Je crois qu’il y a plus que ces six caractéristiques. Il y a, au-delà de tout, le besoin de contribuer à un projet plus large, la nécessité de sentir que l’on va laisser une empreinte. Quel est l’héritage que vous souhaitez laisser? Peut-être une question à vous poser comme recruteur ou responsable RH, mais aussi une question à poser à vos candidats dans le cadre des entrevues d’embauche. Je doute pourtant des réponses car nombre d’entre nous ne possèdent pas les réponses…

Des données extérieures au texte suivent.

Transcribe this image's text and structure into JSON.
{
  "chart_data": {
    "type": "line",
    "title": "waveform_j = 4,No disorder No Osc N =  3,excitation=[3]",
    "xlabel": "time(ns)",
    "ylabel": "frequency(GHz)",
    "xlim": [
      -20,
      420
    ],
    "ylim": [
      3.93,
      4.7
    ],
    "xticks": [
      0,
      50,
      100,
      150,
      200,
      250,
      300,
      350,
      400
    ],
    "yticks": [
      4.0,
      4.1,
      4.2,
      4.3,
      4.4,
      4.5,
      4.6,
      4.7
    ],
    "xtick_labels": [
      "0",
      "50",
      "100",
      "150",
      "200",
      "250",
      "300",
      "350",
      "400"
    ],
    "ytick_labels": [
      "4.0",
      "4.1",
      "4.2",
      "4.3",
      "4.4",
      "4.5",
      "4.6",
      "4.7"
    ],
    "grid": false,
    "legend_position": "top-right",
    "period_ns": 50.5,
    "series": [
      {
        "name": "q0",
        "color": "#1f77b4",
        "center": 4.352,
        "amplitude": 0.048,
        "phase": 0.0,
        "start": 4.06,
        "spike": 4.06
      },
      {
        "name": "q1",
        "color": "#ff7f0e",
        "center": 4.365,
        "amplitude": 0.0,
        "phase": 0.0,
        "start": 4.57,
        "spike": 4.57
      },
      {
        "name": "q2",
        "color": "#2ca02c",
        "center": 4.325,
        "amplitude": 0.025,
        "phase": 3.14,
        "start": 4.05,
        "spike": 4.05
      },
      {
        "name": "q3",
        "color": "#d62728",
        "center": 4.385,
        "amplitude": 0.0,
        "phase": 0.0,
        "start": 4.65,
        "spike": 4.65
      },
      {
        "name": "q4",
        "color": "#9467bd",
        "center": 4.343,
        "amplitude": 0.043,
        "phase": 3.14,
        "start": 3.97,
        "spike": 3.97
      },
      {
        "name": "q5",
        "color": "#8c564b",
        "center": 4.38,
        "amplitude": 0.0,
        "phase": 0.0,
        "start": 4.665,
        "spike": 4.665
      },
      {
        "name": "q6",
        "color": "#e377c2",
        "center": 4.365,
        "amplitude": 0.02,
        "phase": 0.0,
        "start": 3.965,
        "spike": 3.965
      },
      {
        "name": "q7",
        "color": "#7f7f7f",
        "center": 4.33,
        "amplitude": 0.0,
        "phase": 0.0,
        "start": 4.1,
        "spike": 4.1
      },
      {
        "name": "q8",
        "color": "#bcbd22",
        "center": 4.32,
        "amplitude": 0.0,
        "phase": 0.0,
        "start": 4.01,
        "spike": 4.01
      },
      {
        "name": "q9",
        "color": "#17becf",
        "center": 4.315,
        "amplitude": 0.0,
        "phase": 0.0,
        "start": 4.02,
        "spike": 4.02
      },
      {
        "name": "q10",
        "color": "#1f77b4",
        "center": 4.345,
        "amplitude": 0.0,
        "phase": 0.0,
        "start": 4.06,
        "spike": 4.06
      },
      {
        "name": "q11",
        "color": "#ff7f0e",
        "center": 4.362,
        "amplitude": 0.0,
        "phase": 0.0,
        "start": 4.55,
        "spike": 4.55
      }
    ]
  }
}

Ce qui compte aussi c’est faire la différence. Offrons-nous, suffisamment souvent, à une personne la possibilité de se démarquer? Pourquoi ne pas lui donner la possibilité de réaliser quelque chose pour la première fois et de la regarder apprendre et se développer. Un peu comme une graine que l’on plante et que l’on regarde pousser. Mais combien de vos gestionnaires prennent ce risque? Combien d’individus osent sortir de leur zone de confort? Les entrepreneurs sont souvent ceux qui sont les plus heureux car ils combinent à la fois les six caractéristiques essentielles pour donner du sens à leur travail (l’autonomie en particulier) et l’équilibre entre effort et reconnaissance… Il parait même que 69 % des entrepreneurs se disent, en moyenne, très heureux et 61 % pensent être plus heureux que leurs pairs (http://www.entrepriseglobale.biz/2010/10/20/les-entrepreneurs-sont-des-gens-plus-heureux-de-les-autres-une-enquete-le-confirme).
Le facteur « liberté » est définitivement le facteur déterminant qui change toute la donne. Les entrepreneurs sont-ils si libres? Pas si sûr, mais au moins ils ont le sentiment de l’être. Un peu comme lorsque l’on habite au bord de la mer mais que l’on ne va jamais à la plage. L’employé, lui, peut se sentir restreint et « pris ». C’est néanmoins une réalité et c’est probablement la raison pour laquelle la génération Y est si avide d’autonomie et de flexibilité. Elle a bien compris que, pour se réaliser professionnellement, il faut être soi-même et se sentir libre.
Nadine a choisi la voie de la liberté qui, sans être de tout repos ou la plus facile, va pouvoir de nouveau lui permettre de trouver du sens à son travail. Comme la quête du Saint Graal, c’est une forme de voyage initiatique… Bonne quête!